Tuesday, April 3, 2012

CNN News - UNICEF aims to raise awareness of children at risk in Africa's Sahel region


Alarm over deadly food crisis in Africa


By the CNN Wire Staff



(CNN) -- The United Nations Children's Fund set in motion a worldwide social media campaign Tuesday to raise awareness about children in the Sahel region in northern Africa who are in urgent need of food aid.
Called #SahelNOW, the campaign asks users on Facebook, Twitter and other social media to post messages through the day to spread word of the problem and raise funds for the estimated 1 million children in danger.

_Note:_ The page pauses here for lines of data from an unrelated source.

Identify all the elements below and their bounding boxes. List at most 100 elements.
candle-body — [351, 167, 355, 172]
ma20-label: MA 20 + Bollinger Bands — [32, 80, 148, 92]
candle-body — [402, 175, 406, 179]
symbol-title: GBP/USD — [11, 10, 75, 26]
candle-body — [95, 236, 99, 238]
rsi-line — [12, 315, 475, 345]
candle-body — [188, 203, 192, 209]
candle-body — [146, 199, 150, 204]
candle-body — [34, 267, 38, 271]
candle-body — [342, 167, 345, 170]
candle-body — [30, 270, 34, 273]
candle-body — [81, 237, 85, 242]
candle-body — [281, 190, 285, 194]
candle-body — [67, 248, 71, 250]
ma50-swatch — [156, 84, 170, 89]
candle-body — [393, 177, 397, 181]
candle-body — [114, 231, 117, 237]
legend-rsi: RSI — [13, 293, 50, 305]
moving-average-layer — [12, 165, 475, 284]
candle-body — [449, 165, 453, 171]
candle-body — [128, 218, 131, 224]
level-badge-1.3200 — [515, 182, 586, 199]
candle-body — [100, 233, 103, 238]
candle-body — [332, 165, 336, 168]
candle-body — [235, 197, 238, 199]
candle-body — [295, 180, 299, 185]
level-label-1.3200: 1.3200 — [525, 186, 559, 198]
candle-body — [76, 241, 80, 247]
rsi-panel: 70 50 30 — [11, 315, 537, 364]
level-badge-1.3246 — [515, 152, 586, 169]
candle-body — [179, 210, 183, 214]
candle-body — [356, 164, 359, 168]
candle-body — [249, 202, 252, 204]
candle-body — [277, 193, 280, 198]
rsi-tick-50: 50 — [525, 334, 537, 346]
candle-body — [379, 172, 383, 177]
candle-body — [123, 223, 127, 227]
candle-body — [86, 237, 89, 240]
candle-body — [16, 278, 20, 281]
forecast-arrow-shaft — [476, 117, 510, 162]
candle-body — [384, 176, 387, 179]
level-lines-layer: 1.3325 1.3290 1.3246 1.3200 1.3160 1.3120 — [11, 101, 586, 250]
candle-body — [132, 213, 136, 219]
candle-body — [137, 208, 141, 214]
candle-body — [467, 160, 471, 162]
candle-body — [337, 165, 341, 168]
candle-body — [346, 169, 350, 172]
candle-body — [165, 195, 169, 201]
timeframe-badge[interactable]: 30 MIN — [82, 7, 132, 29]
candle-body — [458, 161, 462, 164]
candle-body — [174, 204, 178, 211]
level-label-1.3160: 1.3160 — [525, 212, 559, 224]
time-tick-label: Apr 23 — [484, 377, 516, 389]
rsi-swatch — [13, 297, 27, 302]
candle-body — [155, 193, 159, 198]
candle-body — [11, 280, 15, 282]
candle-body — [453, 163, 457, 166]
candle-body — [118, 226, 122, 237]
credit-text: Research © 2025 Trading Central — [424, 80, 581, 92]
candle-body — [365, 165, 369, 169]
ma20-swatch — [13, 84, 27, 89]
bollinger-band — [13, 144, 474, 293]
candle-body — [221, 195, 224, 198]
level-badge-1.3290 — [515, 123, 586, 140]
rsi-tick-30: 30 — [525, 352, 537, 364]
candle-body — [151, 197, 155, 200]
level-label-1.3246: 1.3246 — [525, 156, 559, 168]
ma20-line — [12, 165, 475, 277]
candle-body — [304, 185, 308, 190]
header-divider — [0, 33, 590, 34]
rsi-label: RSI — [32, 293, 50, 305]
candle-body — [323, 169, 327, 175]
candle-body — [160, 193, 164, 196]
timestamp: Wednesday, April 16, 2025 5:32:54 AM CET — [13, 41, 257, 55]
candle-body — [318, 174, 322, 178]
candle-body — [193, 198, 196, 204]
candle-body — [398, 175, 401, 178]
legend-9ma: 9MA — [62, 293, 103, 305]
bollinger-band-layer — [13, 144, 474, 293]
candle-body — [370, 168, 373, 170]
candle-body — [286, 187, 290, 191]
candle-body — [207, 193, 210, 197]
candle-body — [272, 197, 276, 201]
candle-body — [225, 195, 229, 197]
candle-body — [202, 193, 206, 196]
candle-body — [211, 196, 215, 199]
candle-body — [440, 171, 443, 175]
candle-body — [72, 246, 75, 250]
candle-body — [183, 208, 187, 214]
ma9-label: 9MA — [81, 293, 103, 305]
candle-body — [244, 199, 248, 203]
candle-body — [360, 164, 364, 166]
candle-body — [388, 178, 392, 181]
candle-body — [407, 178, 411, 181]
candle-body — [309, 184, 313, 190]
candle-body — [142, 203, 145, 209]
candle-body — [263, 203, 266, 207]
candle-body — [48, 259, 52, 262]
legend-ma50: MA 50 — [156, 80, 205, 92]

According to UNICEF, a "severe and ongoing drought in these desert regions means that 1 million children could die of malnutrition; we can save them if we act now."
The Sahel, a belt of arid land that stretches across Africa below the Sahara Desert, is a zone prone to cycles of drought. At the moment, eight countries -- from Senegal on the Atlantic Coast to Chad in the middle of the continent -- are experiencing the worst conditions.
The U.N. Food and Agriculture Organization says the main causes of the humanitarian crisis in the region are "drought, chronic poverty, high food prices, displacement and conflict."
The United Nations estimates that more than 10 million people in total are in danger of starving to death.

Aid workers on the ground say the situation is rapidly deteriorating.
"It's related to the lack of rains in 2011 and the drought," said David Gressly, UNICEF's regional director.

"People are trying to cope with that by selling their personal belongings -- cattle, livestock," he said. "They're pulling children out of school to adapt to this."
UNICEF has asked governments for about $120 million to help tackle the crisis. At this point, it has about $30 million on hand.
"We have the technology and the knowledge to treat these children who suffer from severe acute malnutrition very effectively," said Werner Schultink, chief of nutrition at UNICEF.
"If we identify them, if we get to them quickly enough, we can really cure them and prevent them from dying," he said.

The Food and Agriculture Organization said last month that it had only $10.3 million of the $75.4 million it needed to support more than 4.7 million individual beneficiaries in the region.
The United States says it has so far earmarked almost $200 million this year to respond to the humanitarian crisis in the Sahel. The assistance aims to help address short-term and long-term needs.

UNICEF's social media campaign comes after a celebrity-backed video that went viral helped make the alleged crimes of an African militia leader more widely known.
The nonprofit group Invisible Children produced the "Kony 2012" half-hour documentary, which was viewed tens of millions times on YouTube.
The video brought international attention to the activities of Joseph Kony, the notorious leader of the Lord's Resistance Army in central Africa.